5. En deuxième lieu, s'agissant de la réalité du projet, Mme F...se borne à soutenir que le maire ne justifie pas avoir défini un cadre d'action qu'il entend mettre en oeuvre pour mener à bien un programme de l'habitat au sein de la commune et que la réalité d'un projet de construction de logements sociaux n'est pas établie. Toutefois, un projet de construction de logements sociaux n'a pas nécessairement à être inscrit dans le cadre d'un programme local de l'habitat. La mention, dans la décision du 18 décembre 2015, de l'objectif fixé par le projet d'aménagement et de développement durables du futur plan local d'urbanisme tendant à favoriser une plus grande mixité sociale en diversifiant le parc résidentiel est de nature à établir la réalité du projet de construction de logements sociaux, Mme F...ne contestant pas cette mention. Par suite, ce moyen doit être écarté.

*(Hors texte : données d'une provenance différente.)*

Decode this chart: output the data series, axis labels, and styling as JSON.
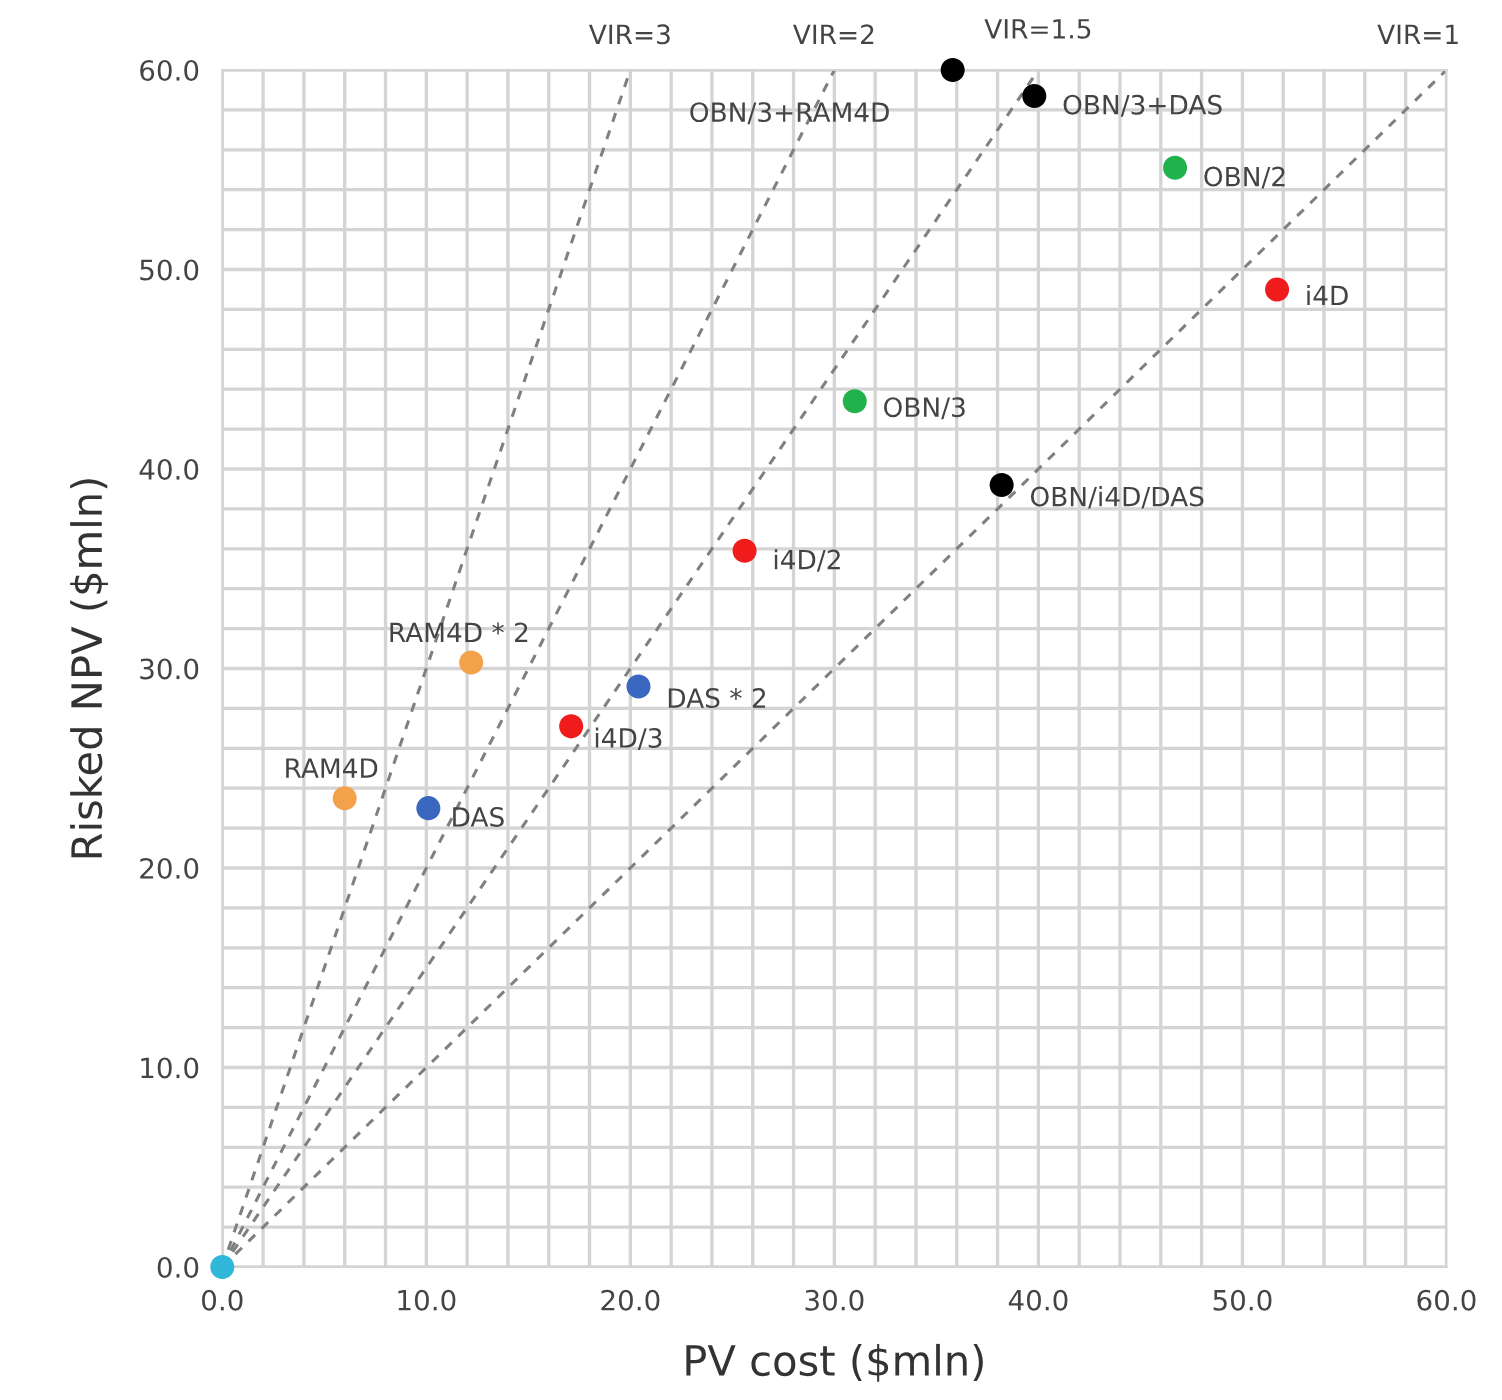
{
  "chart_data": {
    "type": "scatter",
    "xlabel": "PV cost ($mln)",
    "ylabel": "Risked NPV ($mln)",
    "xlim": [
      0,
      60
    ],
    "ylim": [
      0,
      60
    ],
    "xticks": [
      {
        "value": 0,
        "label": "0.0"
      },
      {
        "value": 2,
        "label": null
      },
      {
        "value": 4,
        "label": null
      },
      {
        "value": 6,
        "label": null
      },
      {
        "value": 8,
        "label": null
      },
      {
        "value": 10,
        "label": "10.0"
      },
      {
        "value": 12,
        "label": null
      },
      {
        "value": 14,
        "label": null
      },
      {
        "value": 16,
        "label": null
      },
      {
        "value": 18,
        "label": null
      },
      {
        "value": 20,
        "label": "20.0"
      },
      {
        "value": 22,
        "label": null
      },
      {
        "value": 24,
        "label": null
      },
      {
        "value": 26,
        "label": null
      },
      {
        "value": 28,
        "label": null
      },
      {
        "value": 30,
        "label": "30.0"
      },
      {
        "value": 32,
        "label": null
      },
      {
        "value": 34,
        "label": null
      },
      {
        "value": 36,
        "label": null
      },
      {
        "value": 38,
        "label": null
      },
      {
        "value": 40,
        "label": "40.0"
      },
      {
        "value": 42,
        "label": null
      },
      {
        "value": 44,
        "label": null
      },
      {
        "value": 46,
        "label": null
      },
      {
        "value": 48,
        "label": null
      },
      {
        "value": 50,
        "label": "50.0"
      },
      {
        "value": 52,
        "label": null
      },
      {
        "value": 54,
        "label": null
      },
      {
        "value": 56,
        "label": null
      },
      {
        "value": 58,
        "label": null
      },
      {
        "value": 60,
        "label": "60.0"
      }
    ],
    "yticks": [
      {
        "value": 0,
        "label": "0.0"
      },
      {
        "value": 2,
        "label": null
      },
      {
        "value": 4,
        "label": null
      },
      {
        "value": 6,
        "label": null
      },
      {
        "value": 8,
        "label": null
      },
      {
        "value": 10,
        "label": "10.0"
      },
      {
        "value": 12,
        "label": null
      },
      {
        "value": 14,
        "label": null
      },
      {
        "value": 16,
        "label": null
      },
      {
        "value": 18,
        "label": null
      },
      {
        "value": 20,
        "label": "20.0"
      },
      {
        "value": 22,
        "label": null
      },
      {
        "value": 24,
        "label": null
      },
      {
        "value": 26,
        "label": null
      },
      {
        "value": 28,
        "label": null
      },
      {
        "value": 30,
        "label": "30.0"
      },
      {
        "value": 32,
        "label": null
      },
      {
        "value": 34,
        "label": null
      },
      {
        "value": 36,
        "label": null
      },
      {
        "value": 38,
        "label": null
      },
      {
        "value": 40,
        "label": "40.0"
      },
      {
        "value": 42,
        "label": null
      },
      {
        "value": 44,
        "label": null
      },
      {
        "value": 46,
        "label": null
      },
      {
        "value": 48,
        "label": null
      },
      {
        "value": 50,
        "label": "50.0"
      },
      {
        "value": 52,
        "label": null
      },
      {
        "value": 54,
        "label": null
      },
      {
        "value": 56,
        "label": null
      },
      {
        "value": 58,
        "label": null
      },
      {
        "value": 60,
        "label": "60.0"
      }
    ],
    "grid": true,
    "marker": "circle",
    "series": [
      {
        "type": "line",
        "color": "#808080",
        "line_style": "dashed",
        "marker": "none",
        "x": [
          0,
          20
        ],
        "values": [
          0,
          60
        ]
      },
      {
        "type": "line",
        "color": "#808080",
        "line_style": "dashed",
        "marker": "none",
        "x": [
          0,
          30
        ],
        "values": [
          0,
          60
        ]
      },
      {
        "type": "line",
        "color": "#808080",
        "line_style": "dashed",
        "marker": "none",
        "x": [
          0,
          40
        ],
        "values": [
          0,
          60
        ]
      },
      {
        "type": "line",
        "color": "#808080",
        "line_style": "dashed",
        "marker": "none",
        "x": [
          0,
          60
        ],
        "values": [
          0,
          60
        ]
      },
      {
        "color": "#2fb6d8",
        "x": [
          0
        ],
        "values": [
          0
        ]
      },
      {
        "color": "#f4a14b",
        "x": [
          6.0,
          12.2
        ],
        "values": [
          23.5,
          30.3
        ]
      },
      {
        "color": "#3a67c0",
        "x": [
          10.1,
          20.4
        ],
        "values": [
          23.0,
          29.1
        ]
      },
      {
        "color": "#f01b1b",
        "x": [
          17.1,
          25.6,
          51.7
        ],
        "values": [
          27.1,
          35.9,
          49.0
        ]
      },
      {
        "color": "#22b24c",
        "x": [
          31.0,
          46.7
        ],
        "values": [
          43.4,
          55.1
        ]
      },
      {
        "color": "#000000",
        "x": [
          35.8,
          39.8,
          38.2
        ],
        "values": [
          60.0,
          58.7,
          39.2
        ]
      }
    ],
    "annotations": [
      {
        "text": "VIR=3",
        "x": 20,
        "y": 60
      },
      {
        "text": "VIR=2",
        "x": 30,
        "y": 60
      },
      {
        "text": "VIR=1.5",
        "x": 40,
        "y": 60
      },
      {
        "text": "VIR=1",
        "x": 60,
        "y": 60
      },
      {
        "text": "RAM4D",
        "x": 6.0,
        "y": 23.5
      },
      {
        "text": "RAM4D * 2",
        "x": 12.2,
        "y": 30.3
      },
      {
        "text": "DAS",
        "x": 10.1,
        "y": 23.0
      },
      {
        "text": "DAS * 2",
        "x": 20.4,
        "y": 29.1
      },
      {
        "text": "i4D/3",
        "x": 17.1,
        "y": 27.1
      },
      {
        "text": "i4D/2",
        "x": 25.6,
        "y": 35.9
      },
      {
        "text": "i4D",
        "x": 51.7,
        "y": 49.0
      },
      {
        "text": "OBN/3",
        "x": 31.0,
        "y": 43.4
      },
      {
        "text": "OBN/2",
        "x": 46.7,
        "y": 55.1
      },
      {
        "text": "OBN/3+RAM4D",
        "x": 35.8,
        "y": 60.0
      },
      {
        "text": "OBN/3+DAS",
        "x": 39.8,
        "y": 58.7
      },
      {
        "text": "OBN/i4D/DAS",
        "x": 38.2,
        "y": 39.2
      }
    ]
  }
}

6. Enfin, le cinquième alinéa de l'article L. 213-2 du code de l'urbanisme dispose : " Lorsqu'il envisage d'acquérir le bien, le titulaire du droit de préemption transmet sans délai copie de la déclaration d'intention d'aliéner au responsable départemental des services fiscaux. La décision du titulaire fait l'objet d'une publication (...) ". L'article R. 213-6 du même code dispose : " Dès réception de la déclaration, le maire en transmet copie au directeur départemental ou, le cas échéant, régional des finances publiques en lui précisant si cette transmission vaut demande d'avis ".

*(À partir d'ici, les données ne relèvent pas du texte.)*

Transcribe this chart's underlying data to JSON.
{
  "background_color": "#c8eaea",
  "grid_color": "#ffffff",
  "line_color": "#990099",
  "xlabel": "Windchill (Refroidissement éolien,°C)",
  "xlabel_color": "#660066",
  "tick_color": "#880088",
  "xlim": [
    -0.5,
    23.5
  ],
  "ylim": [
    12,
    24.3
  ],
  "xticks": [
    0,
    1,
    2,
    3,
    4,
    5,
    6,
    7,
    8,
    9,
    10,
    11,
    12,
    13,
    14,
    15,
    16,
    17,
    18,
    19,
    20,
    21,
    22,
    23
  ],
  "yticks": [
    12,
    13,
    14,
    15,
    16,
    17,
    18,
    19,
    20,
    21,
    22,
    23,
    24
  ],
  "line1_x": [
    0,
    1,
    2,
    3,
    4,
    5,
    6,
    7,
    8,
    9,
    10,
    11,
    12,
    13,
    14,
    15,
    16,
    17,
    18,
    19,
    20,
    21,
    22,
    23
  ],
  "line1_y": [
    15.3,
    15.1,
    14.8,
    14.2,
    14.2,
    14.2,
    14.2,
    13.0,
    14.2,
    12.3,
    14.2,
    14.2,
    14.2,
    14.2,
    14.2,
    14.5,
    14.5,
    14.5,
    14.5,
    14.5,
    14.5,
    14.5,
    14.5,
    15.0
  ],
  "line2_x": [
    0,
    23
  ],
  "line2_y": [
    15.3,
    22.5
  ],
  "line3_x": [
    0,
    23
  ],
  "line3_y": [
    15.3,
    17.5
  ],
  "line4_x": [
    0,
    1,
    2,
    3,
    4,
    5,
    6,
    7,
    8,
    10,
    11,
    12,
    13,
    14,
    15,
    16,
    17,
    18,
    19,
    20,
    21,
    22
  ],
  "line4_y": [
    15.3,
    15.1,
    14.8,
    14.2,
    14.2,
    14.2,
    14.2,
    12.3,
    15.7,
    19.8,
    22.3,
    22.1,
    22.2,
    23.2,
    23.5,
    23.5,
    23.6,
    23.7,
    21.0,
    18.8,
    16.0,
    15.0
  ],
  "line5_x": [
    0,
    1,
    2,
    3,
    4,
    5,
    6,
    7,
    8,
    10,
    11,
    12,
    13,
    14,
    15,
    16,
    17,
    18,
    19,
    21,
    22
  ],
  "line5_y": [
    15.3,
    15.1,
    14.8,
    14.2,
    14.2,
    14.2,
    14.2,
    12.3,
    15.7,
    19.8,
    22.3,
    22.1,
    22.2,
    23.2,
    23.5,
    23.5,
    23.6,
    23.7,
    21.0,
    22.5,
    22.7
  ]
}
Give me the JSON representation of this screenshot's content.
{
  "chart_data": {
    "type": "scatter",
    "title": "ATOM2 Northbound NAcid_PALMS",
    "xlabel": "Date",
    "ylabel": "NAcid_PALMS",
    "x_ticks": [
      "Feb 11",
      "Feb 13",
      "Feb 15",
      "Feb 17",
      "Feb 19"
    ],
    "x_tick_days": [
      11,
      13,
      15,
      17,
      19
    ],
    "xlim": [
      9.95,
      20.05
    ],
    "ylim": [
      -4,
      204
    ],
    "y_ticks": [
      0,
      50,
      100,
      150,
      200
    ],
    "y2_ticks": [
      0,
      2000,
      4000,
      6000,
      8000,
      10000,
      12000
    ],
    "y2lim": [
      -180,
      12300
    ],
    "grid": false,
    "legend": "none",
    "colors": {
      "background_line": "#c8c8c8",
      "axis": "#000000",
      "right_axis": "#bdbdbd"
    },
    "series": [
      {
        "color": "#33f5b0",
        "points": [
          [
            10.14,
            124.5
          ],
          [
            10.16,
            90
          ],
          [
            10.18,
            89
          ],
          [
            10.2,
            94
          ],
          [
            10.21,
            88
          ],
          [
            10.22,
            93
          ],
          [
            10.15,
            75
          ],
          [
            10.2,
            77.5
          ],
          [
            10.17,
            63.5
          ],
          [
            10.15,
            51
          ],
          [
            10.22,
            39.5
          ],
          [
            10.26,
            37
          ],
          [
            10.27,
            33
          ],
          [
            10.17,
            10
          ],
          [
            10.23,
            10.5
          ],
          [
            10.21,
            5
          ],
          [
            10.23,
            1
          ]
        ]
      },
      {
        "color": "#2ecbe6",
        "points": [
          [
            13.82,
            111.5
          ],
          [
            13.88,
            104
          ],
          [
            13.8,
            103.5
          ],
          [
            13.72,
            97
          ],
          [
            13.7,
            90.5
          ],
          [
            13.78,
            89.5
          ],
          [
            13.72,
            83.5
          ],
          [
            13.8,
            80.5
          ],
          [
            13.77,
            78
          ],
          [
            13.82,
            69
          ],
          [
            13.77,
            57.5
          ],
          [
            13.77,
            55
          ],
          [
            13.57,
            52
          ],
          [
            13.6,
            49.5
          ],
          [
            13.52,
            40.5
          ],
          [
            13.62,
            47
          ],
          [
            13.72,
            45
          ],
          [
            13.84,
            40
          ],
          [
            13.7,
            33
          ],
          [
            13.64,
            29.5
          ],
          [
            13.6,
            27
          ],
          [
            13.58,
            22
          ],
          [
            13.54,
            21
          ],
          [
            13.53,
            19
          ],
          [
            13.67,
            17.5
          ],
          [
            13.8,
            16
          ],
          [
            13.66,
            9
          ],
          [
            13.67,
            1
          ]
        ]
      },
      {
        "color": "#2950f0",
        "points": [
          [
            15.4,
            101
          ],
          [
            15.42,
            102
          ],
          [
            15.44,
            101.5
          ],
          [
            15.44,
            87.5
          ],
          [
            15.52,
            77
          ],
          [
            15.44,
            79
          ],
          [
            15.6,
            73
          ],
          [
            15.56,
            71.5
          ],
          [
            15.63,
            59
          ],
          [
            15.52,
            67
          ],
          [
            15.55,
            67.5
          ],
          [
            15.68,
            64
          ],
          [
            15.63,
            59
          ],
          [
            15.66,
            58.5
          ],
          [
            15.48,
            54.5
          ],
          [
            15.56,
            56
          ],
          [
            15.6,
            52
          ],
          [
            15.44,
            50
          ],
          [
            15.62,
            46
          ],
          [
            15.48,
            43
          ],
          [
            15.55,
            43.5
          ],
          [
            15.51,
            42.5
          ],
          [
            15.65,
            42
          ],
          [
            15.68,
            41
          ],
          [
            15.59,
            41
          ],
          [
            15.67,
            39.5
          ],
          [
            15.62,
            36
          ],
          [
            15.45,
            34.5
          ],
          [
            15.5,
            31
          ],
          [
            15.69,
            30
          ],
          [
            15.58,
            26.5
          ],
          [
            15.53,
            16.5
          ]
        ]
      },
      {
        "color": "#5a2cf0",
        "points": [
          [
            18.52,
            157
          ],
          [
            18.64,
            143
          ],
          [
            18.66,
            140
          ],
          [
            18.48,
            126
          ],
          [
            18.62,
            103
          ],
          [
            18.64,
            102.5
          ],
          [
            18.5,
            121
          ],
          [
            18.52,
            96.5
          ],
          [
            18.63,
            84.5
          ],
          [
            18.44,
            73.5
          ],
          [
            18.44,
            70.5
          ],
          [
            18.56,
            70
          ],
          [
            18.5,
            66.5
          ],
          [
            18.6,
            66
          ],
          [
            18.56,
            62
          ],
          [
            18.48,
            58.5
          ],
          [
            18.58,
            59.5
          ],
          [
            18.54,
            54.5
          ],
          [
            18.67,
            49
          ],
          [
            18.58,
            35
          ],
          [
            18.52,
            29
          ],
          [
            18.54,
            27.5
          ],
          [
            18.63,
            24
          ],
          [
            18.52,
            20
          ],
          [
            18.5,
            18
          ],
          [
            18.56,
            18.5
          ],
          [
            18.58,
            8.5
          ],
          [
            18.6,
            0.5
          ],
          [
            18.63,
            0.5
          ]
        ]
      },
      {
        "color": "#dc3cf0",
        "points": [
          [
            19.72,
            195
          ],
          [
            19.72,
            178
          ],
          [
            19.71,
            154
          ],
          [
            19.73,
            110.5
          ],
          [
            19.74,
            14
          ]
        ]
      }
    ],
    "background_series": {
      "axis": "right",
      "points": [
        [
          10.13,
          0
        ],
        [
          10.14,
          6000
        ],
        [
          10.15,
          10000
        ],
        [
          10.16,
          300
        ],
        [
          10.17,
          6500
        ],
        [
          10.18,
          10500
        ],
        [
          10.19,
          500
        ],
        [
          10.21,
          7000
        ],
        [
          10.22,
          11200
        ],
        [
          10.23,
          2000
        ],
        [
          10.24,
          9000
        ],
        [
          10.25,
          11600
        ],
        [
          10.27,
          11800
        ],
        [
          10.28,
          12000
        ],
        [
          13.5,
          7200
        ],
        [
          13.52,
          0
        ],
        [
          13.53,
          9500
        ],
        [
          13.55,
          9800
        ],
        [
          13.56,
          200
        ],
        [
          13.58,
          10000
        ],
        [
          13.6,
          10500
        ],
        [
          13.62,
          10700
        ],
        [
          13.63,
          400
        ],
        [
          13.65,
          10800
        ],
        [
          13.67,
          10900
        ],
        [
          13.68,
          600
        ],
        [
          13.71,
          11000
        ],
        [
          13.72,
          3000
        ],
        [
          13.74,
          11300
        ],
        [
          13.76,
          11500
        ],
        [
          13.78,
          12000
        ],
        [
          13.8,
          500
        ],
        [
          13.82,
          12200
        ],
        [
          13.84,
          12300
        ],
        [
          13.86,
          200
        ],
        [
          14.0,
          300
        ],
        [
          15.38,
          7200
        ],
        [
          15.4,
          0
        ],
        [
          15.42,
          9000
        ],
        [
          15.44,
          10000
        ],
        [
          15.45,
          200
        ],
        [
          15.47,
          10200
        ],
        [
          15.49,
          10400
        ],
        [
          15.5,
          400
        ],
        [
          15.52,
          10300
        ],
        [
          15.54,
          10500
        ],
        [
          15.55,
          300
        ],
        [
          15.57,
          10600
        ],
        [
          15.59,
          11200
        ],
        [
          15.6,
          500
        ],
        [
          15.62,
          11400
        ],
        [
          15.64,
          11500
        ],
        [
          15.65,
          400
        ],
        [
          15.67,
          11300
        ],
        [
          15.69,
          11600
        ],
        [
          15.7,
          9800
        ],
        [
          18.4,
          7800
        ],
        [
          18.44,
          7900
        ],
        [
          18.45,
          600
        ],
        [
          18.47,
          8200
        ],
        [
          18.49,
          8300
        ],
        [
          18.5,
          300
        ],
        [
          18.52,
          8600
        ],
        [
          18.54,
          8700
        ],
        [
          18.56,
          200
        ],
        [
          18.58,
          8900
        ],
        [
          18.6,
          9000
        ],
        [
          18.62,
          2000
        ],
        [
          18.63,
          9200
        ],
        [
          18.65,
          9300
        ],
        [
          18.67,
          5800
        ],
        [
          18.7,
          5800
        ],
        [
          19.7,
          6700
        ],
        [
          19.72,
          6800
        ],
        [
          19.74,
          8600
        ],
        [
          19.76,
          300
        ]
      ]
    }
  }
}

7. D'une part, si Mme F...soutient que le maire de Crégy-lès-Meaux n'a pas transmis une copie de la déclaration d'intention d'aliéner au responsable départemental des services fiscaux, cette affirmation est démentie par les pièces du dossier dès lors qu'y figure l'avis du service France Domaine en date du 26 novembre 2015, visé par la décision de préemption, qui se prononce notamment sur le prix de l'acquisition tel qu'il figure dans la déclaration d'intention d'aliéner.
8. D'autre part, la circonstance que la décision du 18 décembre 2015 n'aurait pas été publiée est sans incidence sur sa légalité. Par suite, ce moyen doit être écarté.

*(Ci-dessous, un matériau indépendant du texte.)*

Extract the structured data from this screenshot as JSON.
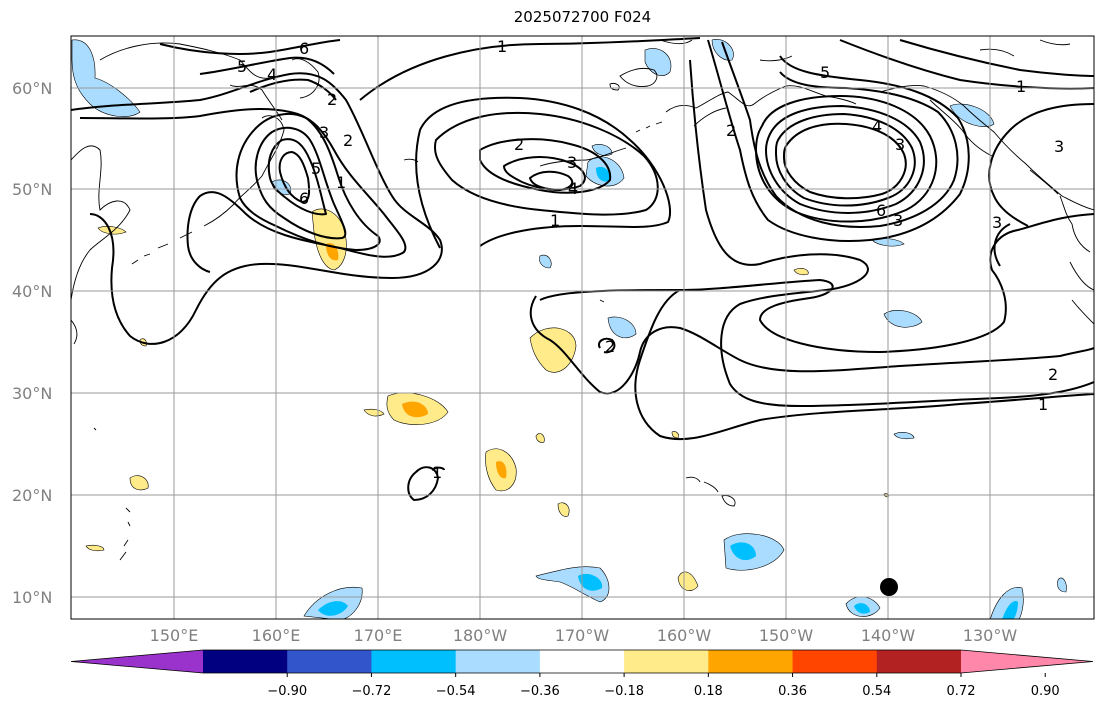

9. Il résulte de ce qui précède que Mme F...n'est pas fondée à soutenir que c'est à tort que, par le jugement attaqué, le tribunal administratif de Melun a rejeté sa demande. Sa requête d'appel ne peut, sans qu'il soit besoin de statuer sur sa recevabilité, qu'être rejetée, y compris ses conclusions tendant à ce qu'une somme soit mise à la charge de la commune, qui n'est pas partie perdante, sur le fondement de l'article L. 761-1 du code de justice administrative. Dans les circonstances de l'espèce, il y a lieu de mettre à la charge de Mme F... une somme de 1 500 euros à verser à la commune de Crégy-lès-Meaux au titre des mêmes dispositions.
DÉCIDE :
Article 1er : La requête de Mme F...est rejetée.
Article 2 : Mme F...versera une somme de 1 500 euros à la commune de
Crégy-lès-Meaux au titre des dispositions de l'article L. 761-1 du code de justice administrative.
Article 3 : Le présent arrêt sera notifié à MmeG... F... épouse C...et à la commune de Crégy-lès-Meaux.
Délibéré après l'audience du 15 novembre 2018, à laquelle siégeaient :
- Mme Pellissier, présidente de chambre,
- M. Diémert, président-assesseur,
- M. Legeai, premier conseiller.
Lu en audience publique, le 13 décembre 2018.
Le rapporteur,
A. LEGEAI La présidente,
S. PELLISSIER Le greffier,
M.D...
La République mande et ordonne à la préfète de Seine-et-Marne en ce qui la concerne ou à tous huissiers de justice à ce requis en ce qui concerne les voies de droit commun contre les parties privées de pourvoir à l'exécution de la présente décision.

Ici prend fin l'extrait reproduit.